Ethics and AI Startups
James Bessen, Stephen Michael Impink, Lydia Reichensperger, and Robert Seamans
Artificial Intelligence (AI) is already transforming the economy and is anticipated to change how employees work and organizations function. At the same time, AI production is fraught with unresolved ethical challenges ranging from data privacy to algorithmic bias to the overemphasis of prediction accuracy. Firms have little guidance from regulators or judicial precedent on these matters, necessitating them to balance many of these trade-offs between ethical issues and data access on their own. For young firms, these choices have the potential to shape their funding and growth prospects. The third-annual TPRI survey of AI startup firms reports that 58% of respondents have established a set of ethical AI principles. In a recent paper, we analyze how these ethical policies are invoked and impact their business outcomes and explore heterogeneity in adopting firms.
Though governments have been slow to act, large technology firms have set policies that provide a rubric of how their firm views the risks of AI production. Often these policies align with their business models and exist to help firms manage the risk of their employees or partners inappropriately or unethically using training data or AI. There is limited information about how creating and adhering to ethical AI policies is connected with performance, even for these larger firms. There is less information about how adherence to ethics policies correlates with AI startup performance, which heavily depends on initial training data.

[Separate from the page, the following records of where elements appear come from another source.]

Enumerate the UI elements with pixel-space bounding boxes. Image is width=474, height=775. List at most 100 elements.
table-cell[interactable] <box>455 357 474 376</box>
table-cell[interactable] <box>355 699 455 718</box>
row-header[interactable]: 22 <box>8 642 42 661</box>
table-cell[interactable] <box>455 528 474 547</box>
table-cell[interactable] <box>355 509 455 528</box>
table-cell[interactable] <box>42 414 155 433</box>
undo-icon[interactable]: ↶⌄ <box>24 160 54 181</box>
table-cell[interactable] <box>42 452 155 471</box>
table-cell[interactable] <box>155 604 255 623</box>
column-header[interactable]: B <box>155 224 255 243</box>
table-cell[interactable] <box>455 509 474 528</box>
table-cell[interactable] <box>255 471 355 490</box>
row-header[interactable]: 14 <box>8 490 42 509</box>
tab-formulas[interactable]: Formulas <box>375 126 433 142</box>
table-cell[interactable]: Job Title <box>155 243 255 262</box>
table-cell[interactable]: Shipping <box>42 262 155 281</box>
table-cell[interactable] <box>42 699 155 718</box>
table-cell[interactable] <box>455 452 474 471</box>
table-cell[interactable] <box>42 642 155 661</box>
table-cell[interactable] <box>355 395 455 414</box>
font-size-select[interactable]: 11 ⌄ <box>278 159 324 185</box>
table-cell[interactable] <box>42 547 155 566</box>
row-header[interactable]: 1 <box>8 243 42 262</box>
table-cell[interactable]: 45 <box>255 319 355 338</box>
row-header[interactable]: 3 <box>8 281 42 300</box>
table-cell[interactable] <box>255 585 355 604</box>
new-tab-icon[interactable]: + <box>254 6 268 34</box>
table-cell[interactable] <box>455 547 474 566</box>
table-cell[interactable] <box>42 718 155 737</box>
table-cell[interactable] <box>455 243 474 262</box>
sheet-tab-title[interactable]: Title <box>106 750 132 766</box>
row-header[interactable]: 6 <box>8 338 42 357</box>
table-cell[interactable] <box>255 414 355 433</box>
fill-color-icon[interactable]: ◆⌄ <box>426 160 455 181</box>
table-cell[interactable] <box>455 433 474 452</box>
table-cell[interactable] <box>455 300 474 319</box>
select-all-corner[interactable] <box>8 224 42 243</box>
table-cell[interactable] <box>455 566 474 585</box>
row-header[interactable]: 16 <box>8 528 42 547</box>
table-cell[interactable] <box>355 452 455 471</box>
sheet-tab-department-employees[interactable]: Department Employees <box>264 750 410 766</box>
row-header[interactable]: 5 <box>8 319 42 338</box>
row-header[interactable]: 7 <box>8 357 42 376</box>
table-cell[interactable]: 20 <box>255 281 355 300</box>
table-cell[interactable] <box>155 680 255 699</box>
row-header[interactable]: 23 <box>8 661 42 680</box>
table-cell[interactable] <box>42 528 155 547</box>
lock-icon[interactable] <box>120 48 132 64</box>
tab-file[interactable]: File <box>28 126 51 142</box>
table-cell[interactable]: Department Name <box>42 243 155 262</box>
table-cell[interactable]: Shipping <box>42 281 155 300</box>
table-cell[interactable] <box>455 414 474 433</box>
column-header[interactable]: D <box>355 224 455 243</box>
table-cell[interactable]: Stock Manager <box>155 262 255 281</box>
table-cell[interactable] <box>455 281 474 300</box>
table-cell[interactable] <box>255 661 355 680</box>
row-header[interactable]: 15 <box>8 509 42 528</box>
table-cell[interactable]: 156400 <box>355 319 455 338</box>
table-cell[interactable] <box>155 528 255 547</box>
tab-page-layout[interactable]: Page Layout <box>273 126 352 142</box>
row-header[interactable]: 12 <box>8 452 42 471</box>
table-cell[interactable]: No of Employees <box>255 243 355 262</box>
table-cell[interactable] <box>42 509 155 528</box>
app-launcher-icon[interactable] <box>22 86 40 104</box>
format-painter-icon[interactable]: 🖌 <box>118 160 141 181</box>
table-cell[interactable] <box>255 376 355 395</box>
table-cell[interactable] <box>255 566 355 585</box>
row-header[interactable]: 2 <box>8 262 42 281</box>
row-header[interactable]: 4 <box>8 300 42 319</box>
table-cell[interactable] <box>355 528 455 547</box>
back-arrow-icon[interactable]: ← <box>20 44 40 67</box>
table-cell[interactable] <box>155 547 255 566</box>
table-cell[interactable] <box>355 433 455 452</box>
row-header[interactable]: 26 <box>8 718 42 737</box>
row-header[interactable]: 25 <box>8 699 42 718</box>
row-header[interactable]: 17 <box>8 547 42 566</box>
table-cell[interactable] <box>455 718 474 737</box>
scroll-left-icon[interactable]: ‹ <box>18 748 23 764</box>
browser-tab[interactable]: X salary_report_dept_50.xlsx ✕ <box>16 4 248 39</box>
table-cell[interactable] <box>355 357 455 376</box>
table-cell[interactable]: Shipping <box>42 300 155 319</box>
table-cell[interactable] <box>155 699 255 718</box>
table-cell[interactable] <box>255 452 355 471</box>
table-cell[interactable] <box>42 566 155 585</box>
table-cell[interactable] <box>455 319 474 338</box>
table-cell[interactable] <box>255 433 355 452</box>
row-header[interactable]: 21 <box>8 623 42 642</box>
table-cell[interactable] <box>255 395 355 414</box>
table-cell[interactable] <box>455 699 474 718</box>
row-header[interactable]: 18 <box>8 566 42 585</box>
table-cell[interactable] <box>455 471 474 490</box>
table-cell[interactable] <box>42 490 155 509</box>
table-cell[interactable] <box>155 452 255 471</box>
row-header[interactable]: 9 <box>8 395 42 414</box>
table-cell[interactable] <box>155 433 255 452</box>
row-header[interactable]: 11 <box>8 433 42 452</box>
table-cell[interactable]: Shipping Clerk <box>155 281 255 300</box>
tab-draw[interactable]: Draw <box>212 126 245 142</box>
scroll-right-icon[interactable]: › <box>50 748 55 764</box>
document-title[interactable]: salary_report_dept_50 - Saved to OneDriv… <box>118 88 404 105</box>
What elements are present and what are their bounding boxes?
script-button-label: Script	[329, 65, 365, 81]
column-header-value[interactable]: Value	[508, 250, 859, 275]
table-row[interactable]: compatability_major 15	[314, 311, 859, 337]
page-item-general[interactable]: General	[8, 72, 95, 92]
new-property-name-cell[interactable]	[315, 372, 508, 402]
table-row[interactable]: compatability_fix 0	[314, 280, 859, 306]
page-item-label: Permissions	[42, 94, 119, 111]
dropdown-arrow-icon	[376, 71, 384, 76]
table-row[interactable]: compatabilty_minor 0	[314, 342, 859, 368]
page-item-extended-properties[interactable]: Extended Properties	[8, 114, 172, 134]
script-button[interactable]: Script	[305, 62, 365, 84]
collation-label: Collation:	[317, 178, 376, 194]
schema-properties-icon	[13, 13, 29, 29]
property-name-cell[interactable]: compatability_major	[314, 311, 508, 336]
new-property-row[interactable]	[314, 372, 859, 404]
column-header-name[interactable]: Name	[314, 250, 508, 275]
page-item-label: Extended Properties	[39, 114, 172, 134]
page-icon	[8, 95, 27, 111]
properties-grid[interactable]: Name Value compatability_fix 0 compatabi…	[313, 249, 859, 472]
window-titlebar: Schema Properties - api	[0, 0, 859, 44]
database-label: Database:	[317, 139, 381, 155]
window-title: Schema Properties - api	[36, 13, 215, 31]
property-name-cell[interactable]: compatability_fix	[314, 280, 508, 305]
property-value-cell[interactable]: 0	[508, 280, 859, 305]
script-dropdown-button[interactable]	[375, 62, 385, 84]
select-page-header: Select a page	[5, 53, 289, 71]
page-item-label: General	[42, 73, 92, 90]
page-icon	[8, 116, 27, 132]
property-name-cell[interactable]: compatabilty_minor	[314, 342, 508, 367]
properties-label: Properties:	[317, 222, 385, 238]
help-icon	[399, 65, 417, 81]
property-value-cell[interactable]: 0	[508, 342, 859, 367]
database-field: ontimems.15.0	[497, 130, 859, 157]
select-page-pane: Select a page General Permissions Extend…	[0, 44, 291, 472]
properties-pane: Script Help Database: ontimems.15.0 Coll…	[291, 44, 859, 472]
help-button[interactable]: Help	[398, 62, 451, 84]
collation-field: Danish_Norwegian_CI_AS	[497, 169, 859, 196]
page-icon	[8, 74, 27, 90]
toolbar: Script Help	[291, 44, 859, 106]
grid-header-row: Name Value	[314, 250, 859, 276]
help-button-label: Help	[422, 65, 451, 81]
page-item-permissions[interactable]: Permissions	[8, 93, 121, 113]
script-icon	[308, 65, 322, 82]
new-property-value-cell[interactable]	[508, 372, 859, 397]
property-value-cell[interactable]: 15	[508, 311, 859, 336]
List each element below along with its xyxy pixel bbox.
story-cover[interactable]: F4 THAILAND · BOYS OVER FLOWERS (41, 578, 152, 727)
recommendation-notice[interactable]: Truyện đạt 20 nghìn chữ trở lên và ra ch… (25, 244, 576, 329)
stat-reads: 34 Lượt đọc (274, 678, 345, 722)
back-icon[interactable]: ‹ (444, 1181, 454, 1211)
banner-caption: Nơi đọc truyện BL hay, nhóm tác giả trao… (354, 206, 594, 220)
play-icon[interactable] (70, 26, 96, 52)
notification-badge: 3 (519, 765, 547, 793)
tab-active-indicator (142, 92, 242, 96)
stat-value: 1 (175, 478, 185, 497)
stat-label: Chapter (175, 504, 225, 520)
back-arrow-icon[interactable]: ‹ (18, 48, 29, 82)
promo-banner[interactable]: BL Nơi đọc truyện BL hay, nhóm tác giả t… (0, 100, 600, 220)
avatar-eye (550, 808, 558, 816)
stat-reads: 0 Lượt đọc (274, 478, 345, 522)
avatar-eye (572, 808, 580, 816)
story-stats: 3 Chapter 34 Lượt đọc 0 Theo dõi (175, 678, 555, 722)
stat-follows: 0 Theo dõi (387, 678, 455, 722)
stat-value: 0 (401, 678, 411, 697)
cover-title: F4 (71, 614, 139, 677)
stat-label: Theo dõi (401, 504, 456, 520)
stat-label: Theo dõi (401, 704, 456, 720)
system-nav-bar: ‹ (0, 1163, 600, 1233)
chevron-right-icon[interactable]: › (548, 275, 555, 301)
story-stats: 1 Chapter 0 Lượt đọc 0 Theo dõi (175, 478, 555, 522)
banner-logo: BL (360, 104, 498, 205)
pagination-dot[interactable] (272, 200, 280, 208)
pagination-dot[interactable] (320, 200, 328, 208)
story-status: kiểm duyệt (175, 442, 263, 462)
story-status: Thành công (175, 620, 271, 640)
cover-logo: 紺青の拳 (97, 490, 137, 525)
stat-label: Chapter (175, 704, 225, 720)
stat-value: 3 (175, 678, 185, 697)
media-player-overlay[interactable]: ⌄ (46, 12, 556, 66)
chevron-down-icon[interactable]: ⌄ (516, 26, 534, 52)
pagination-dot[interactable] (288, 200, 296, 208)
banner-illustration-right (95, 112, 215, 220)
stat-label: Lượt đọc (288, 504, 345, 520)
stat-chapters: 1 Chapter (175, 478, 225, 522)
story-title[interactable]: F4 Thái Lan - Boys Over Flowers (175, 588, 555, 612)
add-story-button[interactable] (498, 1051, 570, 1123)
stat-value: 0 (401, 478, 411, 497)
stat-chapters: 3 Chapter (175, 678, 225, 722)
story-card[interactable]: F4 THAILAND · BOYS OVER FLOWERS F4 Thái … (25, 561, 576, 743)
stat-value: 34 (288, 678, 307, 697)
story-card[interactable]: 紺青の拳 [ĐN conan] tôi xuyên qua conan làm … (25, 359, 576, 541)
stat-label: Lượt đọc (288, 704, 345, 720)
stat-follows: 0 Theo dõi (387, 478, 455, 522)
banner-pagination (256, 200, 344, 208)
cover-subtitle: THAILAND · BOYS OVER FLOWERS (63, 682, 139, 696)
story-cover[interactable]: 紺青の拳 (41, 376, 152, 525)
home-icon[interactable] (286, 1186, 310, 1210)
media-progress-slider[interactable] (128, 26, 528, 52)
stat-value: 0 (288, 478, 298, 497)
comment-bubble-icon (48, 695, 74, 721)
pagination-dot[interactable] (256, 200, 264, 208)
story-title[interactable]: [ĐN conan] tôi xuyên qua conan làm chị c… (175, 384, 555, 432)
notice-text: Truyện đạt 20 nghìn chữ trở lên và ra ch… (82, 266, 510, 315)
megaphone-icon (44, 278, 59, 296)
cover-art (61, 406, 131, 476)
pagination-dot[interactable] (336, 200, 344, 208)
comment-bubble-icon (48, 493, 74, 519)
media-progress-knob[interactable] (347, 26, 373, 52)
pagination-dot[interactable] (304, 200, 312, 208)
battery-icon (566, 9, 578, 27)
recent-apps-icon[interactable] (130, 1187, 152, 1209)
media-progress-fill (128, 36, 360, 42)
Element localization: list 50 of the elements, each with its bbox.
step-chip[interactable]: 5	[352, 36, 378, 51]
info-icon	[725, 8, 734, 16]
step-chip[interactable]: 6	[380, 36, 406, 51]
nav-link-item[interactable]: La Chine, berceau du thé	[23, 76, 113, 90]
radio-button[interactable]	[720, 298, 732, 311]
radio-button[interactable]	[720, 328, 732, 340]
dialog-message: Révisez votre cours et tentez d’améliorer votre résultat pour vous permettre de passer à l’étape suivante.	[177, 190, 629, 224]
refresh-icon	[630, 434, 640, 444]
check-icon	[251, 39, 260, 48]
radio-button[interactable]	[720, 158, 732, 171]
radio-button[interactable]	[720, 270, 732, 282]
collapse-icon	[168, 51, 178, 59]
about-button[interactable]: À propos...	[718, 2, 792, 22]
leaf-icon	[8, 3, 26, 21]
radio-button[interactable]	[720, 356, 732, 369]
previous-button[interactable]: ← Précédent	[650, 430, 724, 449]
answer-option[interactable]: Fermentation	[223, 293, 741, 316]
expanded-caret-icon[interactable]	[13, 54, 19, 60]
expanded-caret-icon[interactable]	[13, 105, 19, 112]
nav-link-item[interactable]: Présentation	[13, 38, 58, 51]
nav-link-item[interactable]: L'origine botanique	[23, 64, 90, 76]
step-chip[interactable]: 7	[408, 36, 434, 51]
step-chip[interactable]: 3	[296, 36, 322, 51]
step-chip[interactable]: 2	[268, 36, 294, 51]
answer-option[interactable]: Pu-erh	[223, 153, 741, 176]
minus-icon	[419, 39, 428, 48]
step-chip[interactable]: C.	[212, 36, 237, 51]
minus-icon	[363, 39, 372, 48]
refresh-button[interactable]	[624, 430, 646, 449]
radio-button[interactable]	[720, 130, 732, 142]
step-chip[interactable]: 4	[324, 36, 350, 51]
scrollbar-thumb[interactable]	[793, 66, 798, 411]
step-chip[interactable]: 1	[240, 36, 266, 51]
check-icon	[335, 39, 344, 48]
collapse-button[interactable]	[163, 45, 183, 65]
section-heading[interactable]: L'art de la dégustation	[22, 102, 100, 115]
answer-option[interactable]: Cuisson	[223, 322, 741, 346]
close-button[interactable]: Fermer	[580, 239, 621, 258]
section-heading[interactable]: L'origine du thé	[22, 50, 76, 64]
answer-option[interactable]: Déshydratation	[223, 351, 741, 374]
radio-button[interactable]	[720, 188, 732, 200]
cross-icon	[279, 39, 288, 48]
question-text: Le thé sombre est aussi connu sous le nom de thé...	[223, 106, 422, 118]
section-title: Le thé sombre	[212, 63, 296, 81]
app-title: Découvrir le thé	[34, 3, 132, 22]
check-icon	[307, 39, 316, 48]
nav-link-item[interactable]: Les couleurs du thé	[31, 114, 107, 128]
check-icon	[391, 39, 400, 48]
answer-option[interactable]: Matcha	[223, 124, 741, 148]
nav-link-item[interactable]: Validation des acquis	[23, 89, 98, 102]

Moreover, simply adopting ethical AI policies does not mean that these startups necessarily act on them. As such, we ask respondents about business decisions they made based on adherence to their policies. Figure 1 shows that of startups with ethical AI principles, 9% turned down business, 30% dismissed an employee, and 28% dropped training data. So, not all firms that had a policy had encountered a situation where they needed to invoke their policy or, alternately, chose not to take one of these business decisions. Many startups took other actions that favor more ethical use of AI. For instance, many startups made more diverse hires (69%) and considered diversity in selecting training data considering diversity in their selection of training data (46%).
Using Heckman’s Selection Model and CEM (matching), we find that prior funding does not appear to be related to the adoption of principles. However, relationships with technology firms and, particularly, data-sharing relationships with technology firms are positively correlated with policy adoption and use. Given there is a lack of government regulations, these large technology firms may be setting norms in the industry by advising their customers and partners to follow their policies. Startups with a relationship with firms like Amazon, Google, or Microsoft are more likely to establish ethical AI principles. Prior regulatory experience, such as negative experience with GDPR, is positively correlated with ethical AI policy adoption. Startups may have gained certain regulatory adherence capabilities through navigating the same types of complex issues addressed by ethical policies.
These self-imposed policies can be costly and be a particular burden on new and small firms. Some startups may even turn away businesses that could potentially conflict with their ethical guidelines. Yet, these ethics policies may also positively affect business, serving as a signal of a firm adopting the norms of the broader industry, making them a more attractive partner for certain investors or larger firms. These results make clear that AI startups are grappling with ethical issues while they continue to innovate. Moreso, ethical challenges these startups face will only become large as they use more sophisticated algorithms requiring more robust data, while lacking uniform regulatory guidance.